In our study, multivariate Cox regression analyses revealed that overall responses at 1 month after TACE treatment were associated with OS. This finding is consistent with that of Kim et al. [22] who analyzed the association between tumor response and survival times of 493 patients with HCC. Patients with BCLC stage C HCC showed vascular invasion and/or extrahepatic dissemination, and most patients in the current study showed vascular invasion. However, multivariate analysis did not indicate vascular invasion and extrahepatic metastasis as independent risk factors for OS, which could be because the limited sample size of this study did not reflect any statistical difference and the possible bias in the statistical results due to the short follow-up time.

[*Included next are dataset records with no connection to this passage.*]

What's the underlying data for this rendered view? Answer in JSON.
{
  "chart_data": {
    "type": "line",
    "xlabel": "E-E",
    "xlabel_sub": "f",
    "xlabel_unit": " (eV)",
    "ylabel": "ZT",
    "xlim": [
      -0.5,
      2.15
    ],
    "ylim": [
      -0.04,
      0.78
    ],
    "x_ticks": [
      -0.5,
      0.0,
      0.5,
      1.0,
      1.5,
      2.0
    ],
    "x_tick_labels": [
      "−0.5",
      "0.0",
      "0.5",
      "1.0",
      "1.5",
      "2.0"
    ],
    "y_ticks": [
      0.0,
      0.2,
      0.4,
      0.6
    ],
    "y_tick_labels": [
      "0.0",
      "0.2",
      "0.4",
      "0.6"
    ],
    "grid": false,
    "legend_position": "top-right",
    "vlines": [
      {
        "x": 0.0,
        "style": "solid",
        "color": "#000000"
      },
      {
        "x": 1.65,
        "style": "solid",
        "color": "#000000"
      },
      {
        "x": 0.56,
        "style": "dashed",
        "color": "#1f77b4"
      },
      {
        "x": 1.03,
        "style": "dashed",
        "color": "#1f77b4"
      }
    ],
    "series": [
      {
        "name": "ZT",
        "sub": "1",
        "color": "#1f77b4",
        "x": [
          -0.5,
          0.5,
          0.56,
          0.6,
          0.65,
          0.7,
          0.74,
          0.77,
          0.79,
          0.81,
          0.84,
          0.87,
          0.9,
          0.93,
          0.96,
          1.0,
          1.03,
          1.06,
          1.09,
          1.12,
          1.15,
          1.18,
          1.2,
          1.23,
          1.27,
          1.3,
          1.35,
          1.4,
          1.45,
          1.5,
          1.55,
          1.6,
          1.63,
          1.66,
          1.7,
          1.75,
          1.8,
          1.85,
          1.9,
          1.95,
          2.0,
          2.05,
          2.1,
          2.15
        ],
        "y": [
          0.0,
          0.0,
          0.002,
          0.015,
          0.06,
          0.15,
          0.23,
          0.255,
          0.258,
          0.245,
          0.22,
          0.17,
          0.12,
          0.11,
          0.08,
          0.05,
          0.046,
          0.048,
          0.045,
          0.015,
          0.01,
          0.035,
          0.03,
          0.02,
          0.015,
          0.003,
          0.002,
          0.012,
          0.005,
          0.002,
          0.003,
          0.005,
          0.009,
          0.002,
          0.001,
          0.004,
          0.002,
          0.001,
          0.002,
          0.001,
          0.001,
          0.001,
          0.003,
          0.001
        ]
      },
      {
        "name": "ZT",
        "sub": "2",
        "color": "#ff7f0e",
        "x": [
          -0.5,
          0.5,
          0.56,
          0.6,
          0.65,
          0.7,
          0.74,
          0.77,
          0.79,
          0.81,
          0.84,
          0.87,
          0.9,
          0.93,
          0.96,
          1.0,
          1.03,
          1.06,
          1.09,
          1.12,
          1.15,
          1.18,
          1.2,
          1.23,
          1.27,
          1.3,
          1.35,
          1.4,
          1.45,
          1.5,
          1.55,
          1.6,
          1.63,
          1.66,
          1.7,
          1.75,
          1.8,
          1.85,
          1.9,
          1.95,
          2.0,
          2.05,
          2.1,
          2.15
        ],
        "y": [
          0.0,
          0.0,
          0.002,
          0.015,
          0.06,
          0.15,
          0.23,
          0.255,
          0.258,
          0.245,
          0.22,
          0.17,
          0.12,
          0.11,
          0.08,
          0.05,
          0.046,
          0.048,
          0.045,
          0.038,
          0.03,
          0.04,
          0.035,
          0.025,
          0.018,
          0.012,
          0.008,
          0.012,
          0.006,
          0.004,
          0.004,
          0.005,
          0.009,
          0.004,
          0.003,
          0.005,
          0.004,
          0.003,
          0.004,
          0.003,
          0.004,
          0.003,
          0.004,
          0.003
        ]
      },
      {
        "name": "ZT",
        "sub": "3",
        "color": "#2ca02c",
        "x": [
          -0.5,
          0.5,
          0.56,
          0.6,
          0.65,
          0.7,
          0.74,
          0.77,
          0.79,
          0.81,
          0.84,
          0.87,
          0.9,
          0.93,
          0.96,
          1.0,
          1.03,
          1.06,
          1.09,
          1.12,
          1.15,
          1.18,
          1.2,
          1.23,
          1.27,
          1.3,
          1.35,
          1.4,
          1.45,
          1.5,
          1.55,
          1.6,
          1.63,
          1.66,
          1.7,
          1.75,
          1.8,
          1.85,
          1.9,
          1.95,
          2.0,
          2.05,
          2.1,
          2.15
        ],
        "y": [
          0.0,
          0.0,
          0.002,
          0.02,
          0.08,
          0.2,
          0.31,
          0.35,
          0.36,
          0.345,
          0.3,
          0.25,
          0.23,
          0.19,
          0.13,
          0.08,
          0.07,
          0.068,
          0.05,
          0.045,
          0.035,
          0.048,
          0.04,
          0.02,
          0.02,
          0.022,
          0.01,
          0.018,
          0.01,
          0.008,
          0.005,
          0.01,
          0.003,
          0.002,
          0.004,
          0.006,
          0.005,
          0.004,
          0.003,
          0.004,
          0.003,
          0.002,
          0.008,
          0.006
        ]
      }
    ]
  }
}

No serious complications were observed in any patient in the current study. The side effects associated with apatinib, such as hypertension, hand-foot syndrome, oral ulcers, proteinuria, and diarrhea, were significantly higher in the TACE-apatinib group than in the TACE-alone group (P < 0.05); however, all patients tolerated drug therapy well with dose adjustment and symptomatic treatment. There was no significant difference in the side effects associated with TACE between the two groups. In general, the side effects of TACE-apatinib treatment are tolerable.

Despite our important findings, our study had a few limitations that should be considered when interpreting our results. First, the number of enrolled patients was small, especially in TACE-apatinib group, and the follow-up period was only 2 years. Second, there may have been a selection bias owing to the retrospective, single-center nature of the study.

Conclusions

Our randomized control study showed that TACE-apatinib treatment effectively prolonged TTP and OS, and increased ORR in patients with BCLC stage C HCC. Therefore, prospective randomized controlled study with a larger number of patients in multi-center need to be conducted to prove the effects and safety of TACE combined apatinib in treatment BCLC stage C HCC.